Combined Torsional-Lateral Vibration


In turbomachinery consisting of several machine casings or those using nonmetallic flexible couplings (with low torsional stiffness), torsional natural frequencies can be lower than lateral natural frequencies. In such cases, these torsional natural frequencies are usually within a similar range of operating speeds. In these turbomachinery trains, combined torsional- lateral vibration could result in serious issues and even destruction.

Rotors are the principal source of vibration. Most malfunctions originate from the direct transfer of rotational energy into vibrational energy. Lateral modes and torsional vibration of the rotor are the principal concerns.

In most turbomachines, torsional natural frequencies are higher than lateral mode natural frequencies. Typical forcing functions (except those with gear transmissions and those with variable speed drivers) do not usually excite torsional vibrations. The situation can change, however, if torsional natural frequencies are lower than lateral ones and within the same range of operating speeds.

This can happen in complex turbomachinery with several machine casings or trains using a flexible rubber-element coupling, for example. Shaft asymmetry, radial load and unbalance affecting the position of the bending and the twisting centerlines constitute the coupling factors between torsional and lateral modes.

Analytical asymmetric rotor models which take into consideration lateral and torsional coupling are used to model torsional- lateral coupled vibration. The lateral dynamic formulations include the coupling terms with torsional vibration, which represent the balance of moments for the shaft torsional mode.

These analytical models contain periodically variable coefficients, which could affect torsional stiffness. Such analytical equations produce parametric resonances, which usually occur at rotating speeds coinciding with 1, 1/2, 1/4, 1/6, 1/8, and other fractions of the torsional natural frequency. Since unbalance and radial load forces (interfering with an asymmetric shaft) constitute the actual system forcing functions in torsional-lateral vibration, the highest torsional mode resonances can occur at one and two times the rotor speed.

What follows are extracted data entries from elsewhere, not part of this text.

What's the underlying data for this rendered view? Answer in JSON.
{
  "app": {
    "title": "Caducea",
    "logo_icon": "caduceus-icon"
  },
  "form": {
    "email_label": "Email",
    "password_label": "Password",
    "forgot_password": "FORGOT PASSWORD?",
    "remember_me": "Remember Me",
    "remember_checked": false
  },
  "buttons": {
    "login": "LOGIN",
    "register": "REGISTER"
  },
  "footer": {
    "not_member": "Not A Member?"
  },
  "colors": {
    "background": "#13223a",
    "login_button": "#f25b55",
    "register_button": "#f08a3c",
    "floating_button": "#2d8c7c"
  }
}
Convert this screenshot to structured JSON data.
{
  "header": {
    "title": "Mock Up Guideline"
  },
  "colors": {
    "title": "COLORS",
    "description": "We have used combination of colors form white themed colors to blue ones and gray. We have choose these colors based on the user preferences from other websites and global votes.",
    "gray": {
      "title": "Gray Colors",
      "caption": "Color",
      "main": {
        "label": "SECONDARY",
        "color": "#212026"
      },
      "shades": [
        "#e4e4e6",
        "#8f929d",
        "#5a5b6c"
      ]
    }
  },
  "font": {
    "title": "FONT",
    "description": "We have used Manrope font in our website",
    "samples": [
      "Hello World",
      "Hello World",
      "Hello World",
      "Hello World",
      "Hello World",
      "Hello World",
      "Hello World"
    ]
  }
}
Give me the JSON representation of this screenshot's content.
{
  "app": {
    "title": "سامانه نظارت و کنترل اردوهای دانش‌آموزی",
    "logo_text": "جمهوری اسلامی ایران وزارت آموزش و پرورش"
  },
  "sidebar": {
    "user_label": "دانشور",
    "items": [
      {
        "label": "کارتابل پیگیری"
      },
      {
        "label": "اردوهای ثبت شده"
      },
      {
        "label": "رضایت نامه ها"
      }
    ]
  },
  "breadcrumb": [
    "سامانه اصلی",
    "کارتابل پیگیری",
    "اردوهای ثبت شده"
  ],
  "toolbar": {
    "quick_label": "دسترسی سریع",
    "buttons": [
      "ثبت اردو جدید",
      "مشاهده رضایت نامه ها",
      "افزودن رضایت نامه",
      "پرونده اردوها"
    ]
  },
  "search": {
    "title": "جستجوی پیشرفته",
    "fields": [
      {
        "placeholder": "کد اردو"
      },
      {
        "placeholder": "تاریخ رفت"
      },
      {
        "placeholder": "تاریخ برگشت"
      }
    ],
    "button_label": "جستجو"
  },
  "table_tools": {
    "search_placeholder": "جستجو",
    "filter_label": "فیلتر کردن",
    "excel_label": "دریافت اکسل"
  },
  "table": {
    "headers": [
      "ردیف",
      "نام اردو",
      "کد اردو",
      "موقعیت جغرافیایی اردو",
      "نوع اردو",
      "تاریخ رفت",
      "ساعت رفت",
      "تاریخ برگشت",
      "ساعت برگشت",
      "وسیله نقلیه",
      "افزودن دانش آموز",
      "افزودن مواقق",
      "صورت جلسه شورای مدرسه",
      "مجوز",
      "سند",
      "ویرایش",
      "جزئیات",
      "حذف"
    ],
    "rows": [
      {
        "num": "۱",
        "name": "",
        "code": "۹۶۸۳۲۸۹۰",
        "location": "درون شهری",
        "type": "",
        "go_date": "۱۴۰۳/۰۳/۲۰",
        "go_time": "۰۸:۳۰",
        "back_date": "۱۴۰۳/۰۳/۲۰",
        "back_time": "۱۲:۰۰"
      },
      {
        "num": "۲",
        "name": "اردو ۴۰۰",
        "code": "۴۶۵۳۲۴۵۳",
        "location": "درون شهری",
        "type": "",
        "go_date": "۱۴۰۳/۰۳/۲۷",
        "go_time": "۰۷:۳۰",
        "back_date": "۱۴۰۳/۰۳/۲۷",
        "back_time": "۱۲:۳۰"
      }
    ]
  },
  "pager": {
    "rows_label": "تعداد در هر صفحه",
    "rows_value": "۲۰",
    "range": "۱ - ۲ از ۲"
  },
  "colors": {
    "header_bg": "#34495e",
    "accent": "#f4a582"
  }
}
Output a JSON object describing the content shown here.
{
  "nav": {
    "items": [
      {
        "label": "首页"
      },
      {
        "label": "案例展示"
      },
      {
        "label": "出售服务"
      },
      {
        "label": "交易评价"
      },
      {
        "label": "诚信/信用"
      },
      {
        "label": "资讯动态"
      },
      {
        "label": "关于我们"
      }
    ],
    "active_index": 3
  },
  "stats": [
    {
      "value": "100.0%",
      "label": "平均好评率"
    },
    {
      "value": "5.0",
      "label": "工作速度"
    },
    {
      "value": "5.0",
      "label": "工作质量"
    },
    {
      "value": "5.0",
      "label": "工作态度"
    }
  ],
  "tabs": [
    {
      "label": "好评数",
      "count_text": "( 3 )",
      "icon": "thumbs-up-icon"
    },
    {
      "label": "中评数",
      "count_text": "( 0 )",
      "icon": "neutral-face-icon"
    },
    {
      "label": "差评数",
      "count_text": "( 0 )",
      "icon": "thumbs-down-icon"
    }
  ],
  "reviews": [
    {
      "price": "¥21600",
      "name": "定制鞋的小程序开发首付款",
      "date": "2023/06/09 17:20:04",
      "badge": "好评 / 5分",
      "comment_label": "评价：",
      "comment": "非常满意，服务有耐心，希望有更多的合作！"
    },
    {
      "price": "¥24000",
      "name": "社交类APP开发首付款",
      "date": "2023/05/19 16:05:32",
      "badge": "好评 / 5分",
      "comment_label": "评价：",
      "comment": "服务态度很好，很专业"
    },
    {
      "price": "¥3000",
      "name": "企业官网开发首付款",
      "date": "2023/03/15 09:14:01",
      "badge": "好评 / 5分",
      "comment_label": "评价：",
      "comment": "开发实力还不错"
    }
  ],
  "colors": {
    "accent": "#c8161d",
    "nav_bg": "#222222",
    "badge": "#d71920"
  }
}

Torsional-lateral modes exhibit peak responses at lateral and torsional natural frequencies. While lateral mode peaks are not very high (lateral mode damping is relatively high), torsional resonant vibrations can exhibit significant amplitudes (since the effective damping in torsional mode is usually low).

“Failure to recommend routine installation of torsional vibration transducers and sensors is a common mistake.”

Therefore, failure to recommend routine installation of torsional vibration transducers and sensors is a common mistake in turbomachinery. In particular, it is a significant weakness in more complex turbomachinery trains. Poorly damped torsional modes can be excited through a coupling (or a long shaft) with lateral modes contributing considerably to a stress increase which may significantly intensify the level of coupling and shaft cracking.

Torsional vibration changes, in fact, could reveal symptoms of an impending crack at much earlier levels compared with lateral vibrations. In other words, torsional vibration monitoring (and identification of any change in torsional vibration) is recommended for all turbomachinery, but especially machines with relatively low torsional natural frequencies.

An important sensor in condition monitoring is the phase angle reference sensor (the key phasor which is used to monitor rotating speed and the phase of rotor responses). The key phasor sensor ties rotor vibration data to its rotational motion. The information provided is valuable for condition monitoring and in diagnosing various machine malfunctions.

In one of its simplest forms, for example, this instrument could be a proximity sensor observing equally spaced, tooth-like markers on the rotor (typically 36 or 72 markers). An additional subtraction of signals from two such sensors mounted at different axial locations provides some estimates on torsional vibrations.

In order to eliminate the effect of lateral vibrations on torsional responses, one more sensor is mounted at 180-degree position at each location. Data from the two sensors can then be combined for torsional vibration measurement.